From 70d7f79bef44721ac1f53ef85fdcfc060c7a3c49 Mon Sep 17 00:00:00 2001
From: Teknium <127238744+teknium1@users.noreply.github.com>
Date: Mon, 20 Apr 2026 22:18:49 -0700
Subject: [PATCH] refactor(steer): simplify injection marker to 'User
 guidance:' prefix (#13340)
MIME-Version: 1.0
Content-Type: text/plain; charset=UTF-8
Content-Transfer-Encoding: 8bit

The mid-run steer marker was '[USER STEER (injected mid-run, not tool
output): <text>]'. Replaced with a plain two-newline-prefixed
'User guidance: <text>' suffix.

Rationale: the marker lives inside the tool result's content string
regardless of whether the tool returned JSON, plain text, an MCP
result, or a plugin result. The bracketed tag read like structured
metadata that some tools (terminal, execute_code) could confuse with
their own output formatting.
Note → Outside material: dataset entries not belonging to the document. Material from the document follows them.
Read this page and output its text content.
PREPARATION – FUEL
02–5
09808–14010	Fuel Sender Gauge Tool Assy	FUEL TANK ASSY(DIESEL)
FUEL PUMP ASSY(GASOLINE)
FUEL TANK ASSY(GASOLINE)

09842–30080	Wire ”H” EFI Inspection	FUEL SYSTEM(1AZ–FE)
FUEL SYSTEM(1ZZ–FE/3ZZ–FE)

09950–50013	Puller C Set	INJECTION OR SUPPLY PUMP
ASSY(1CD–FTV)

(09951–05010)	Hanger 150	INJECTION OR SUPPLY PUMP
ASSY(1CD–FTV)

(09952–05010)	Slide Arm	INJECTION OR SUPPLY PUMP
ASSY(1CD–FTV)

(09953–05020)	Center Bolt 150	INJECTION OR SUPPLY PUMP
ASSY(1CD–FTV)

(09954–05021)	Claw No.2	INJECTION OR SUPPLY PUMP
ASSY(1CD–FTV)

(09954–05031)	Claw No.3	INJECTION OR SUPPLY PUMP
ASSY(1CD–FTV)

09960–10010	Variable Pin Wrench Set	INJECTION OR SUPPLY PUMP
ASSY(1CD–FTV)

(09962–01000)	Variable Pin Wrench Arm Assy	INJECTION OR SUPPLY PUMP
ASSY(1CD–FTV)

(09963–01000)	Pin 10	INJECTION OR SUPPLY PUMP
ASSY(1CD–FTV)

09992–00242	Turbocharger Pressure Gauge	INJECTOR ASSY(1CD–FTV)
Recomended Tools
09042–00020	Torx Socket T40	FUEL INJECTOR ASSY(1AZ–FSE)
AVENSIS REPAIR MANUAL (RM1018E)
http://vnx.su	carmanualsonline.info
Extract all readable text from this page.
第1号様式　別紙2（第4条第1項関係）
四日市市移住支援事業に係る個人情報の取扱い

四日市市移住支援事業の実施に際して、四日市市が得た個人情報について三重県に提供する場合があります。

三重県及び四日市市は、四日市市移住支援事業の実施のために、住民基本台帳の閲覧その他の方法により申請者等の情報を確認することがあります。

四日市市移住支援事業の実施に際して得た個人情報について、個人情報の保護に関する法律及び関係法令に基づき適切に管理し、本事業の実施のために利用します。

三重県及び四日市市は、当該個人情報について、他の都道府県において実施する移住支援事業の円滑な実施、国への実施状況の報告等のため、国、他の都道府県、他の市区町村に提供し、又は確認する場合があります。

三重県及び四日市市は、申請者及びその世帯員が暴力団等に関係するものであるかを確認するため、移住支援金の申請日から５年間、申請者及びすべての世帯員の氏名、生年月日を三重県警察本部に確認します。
A plain labelled suffix works uniformly
across every content shape we produce.

Behavior unchanged:
- Still injected into the last tool-role message's content.
- Still preserves multimodal (Anthropic) content-block lists by
  appending a text block.
- Still drained at both sites added in #12959 and #13205 — per-tool
  drain between individual calls, and pre-API-call drain at the top
  of each main-loop iteration.

Checked Codex's equivalent (pending_input / inject_user_message_without_turn
in codex-rs/core): they record mid-turn user input as a real role:user
message via record_user_prompt_and_emit_turn_item(). That's cleaner for
their Responses-API model but not portable to Chat Completions where
role alternation after tool_calls is strict. Embedding the guidance in
the last tool result remains the correct placement for us.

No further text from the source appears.